We have also seen how the much younger Prof Ammar Ali Jan has been hounded from not one, but three educational institutions. Jan, who holds a doctorate from Cambridge University in History, had returned to the country solely for the purpose of teaching at public-sector universities and encouraging young people to develop a capacity for critical thinking – a skill that Pakistan’s system specializes in killing.
Mohammad Hanif, ace writer, journalist and one of the best Pakistan had to offer was also not spared. If it’s not attempts to curtail his books, it’s about him being asked not to continue teaching at a university. Then, the country has the tragic case of Junaid Hafeez, a Fulbright scholar, who has been languishing in jail in solitary confinement since 2013 on blasphemy charges that he denies in totality. Mashal Khan was lynched after being brutally attacked by a group of students on his campus in Mardan in 2017. Sajid Soomro is a professor and Sindhi nationalist who has been voicing his concerns at the way Sindhi activists are being forcibly ‘disappeared’.

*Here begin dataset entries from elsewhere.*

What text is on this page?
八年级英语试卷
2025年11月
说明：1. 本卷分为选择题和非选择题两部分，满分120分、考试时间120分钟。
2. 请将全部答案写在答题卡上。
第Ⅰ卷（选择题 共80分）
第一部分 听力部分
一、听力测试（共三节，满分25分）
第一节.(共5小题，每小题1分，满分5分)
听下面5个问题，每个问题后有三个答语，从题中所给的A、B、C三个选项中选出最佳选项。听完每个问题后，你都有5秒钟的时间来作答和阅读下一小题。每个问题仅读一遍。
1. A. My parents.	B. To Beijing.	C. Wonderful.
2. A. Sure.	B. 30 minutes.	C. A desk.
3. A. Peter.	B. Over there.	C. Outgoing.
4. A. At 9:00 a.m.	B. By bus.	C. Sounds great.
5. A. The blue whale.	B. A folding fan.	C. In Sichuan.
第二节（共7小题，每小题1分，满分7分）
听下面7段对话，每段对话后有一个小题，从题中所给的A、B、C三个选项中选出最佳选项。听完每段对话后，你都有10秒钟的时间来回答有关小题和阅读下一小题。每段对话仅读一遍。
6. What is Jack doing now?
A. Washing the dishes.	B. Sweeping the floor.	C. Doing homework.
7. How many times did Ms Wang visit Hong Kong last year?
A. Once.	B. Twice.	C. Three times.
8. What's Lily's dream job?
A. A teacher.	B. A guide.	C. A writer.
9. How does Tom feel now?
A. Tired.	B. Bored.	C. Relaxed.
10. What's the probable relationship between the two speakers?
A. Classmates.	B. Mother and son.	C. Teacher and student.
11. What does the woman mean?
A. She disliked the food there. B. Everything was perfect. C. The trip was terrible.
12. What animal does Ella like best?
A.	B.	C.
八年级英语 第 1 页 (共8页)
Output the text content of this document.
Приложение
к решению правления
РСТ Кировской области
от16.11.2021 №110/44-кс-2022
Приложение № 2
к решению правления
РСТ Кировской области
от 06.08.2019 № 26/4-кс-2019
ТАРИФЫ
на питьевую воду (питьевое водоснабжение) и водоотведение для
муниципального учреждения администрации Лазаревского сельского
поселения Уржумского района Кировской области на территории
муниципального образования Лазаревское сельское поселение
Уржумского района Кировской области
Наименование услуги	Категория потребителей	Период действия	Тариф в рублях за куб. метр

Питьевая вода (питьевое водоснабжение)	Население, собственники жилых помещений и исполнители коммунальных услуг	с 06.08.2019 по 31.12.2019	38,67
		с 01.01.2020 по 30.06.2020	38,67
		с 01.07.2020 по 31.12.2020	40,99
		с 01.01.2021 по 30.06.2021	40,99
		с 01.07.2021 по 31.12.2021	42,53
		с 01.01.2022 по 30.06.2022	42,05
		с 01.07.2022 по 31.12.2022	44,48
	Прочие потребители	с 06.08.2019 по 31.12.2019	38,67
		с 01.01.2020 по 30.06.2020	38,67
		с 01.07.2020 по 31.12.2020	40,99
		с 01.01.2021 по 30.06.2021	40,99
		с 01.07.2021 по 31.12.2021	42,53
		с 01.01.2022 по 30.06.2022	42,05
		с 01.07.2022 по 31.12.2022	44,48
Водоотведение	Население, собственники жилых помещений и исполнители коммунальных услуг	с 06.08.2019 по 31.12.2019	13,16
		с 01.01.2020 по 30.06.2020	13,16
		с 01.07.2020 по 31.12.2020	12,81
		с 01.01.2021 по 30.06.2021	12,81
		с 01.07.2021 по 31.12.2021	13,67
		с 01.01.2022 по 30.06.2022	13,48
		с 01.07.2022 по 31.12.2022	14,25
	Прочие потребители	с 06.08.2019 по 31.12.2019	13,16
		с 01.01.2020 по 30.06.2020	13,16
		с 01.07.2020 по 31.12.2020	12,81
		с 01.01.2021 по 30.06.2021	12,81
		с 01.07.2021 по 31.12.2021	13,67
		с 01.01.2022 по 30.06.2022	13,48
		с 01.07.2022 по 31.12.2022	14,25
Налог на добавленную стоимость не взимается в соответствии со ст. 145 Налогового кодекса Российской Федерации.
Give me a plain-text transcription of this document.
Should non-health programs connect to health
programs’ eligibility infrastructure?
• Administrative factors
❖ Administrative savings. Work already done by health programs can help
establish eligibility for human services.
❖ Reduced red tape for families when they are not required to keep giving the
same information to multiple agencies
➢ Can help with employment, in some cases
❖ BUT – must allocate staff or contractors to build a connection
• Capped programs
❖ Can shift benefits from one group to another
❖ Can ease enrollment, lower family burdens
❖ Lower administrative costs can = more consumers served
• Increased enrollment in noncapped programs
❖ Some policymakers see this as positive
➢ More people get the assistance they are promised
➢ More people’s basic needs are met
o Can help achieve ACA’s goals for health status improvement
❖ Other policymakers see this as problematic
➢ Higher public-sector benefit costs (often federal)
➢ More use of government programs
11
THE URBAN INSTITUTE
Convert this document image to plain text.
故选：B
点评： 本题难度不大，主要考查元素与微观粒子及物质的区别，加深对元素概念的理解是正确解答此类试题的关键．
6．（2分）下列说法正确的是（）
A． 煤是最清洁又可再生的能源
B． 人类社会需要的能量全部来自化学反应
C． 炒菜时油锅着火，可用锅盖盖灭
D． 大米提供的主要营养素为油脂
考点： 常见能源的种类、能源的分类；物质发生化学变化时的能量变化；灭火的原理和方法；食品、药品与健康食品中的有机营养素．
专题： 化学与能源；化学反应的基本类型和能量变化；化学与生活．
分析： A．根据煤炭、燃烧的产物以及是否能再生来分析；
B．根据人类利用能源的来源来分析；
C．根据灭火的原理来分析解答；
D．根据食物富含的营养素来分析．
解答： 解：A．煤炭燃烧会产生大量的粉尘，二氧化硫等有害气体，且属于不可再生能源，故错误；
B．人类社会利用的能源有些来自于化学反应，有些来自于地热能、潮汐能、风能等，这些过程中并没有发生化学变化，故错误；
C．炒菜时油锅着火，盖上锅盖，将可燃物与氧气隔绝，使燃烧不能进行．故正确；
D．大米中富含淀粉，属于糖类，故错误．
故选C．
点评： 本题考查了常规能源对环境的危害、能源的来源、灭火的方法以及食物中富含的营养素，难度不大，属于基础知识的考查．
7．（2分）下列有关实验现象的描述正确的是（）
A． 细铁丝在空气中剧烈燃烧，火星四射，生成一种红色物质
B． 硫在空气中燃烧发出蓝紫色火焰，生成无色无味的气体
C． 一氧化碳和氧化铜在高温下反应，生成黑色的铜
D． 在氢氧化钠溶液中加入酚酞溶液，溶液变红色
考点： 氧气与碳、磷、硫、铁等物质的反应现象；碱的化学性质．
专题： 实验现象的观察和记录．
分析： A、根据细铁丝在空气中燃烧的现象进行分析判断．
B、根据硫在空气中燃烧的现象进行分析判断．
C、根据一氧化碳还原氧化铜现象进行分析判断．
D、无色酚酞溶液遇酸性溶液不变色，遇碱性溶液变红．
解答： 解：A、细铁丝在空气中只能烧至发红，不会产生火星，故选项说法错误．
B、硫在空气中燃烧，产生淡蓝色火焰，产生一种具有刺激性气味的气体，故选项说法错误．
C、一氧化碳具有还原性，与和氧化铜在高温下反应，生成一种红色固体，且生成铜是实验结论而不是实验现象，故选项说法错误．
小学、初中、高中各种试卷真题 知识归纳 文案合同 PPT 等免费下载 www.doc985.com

The fault it seems is in the fact that each one of these people have tried to encourage students to think, to use their rationality, to go against established opinion and to come up with their own ideas. That seems to be an unforgivable crime in the Muslim majority country. If the Imran Khan-run government keep removing such bright and highly qualified teachers and discourage students from asking questions, who will we be hiring in their place? This consistent attack on academic freedom comes in the midst of an increasingly stifled media and a global challenge of fake news. In the end, we may just be left with a deafening silence that consumes us all.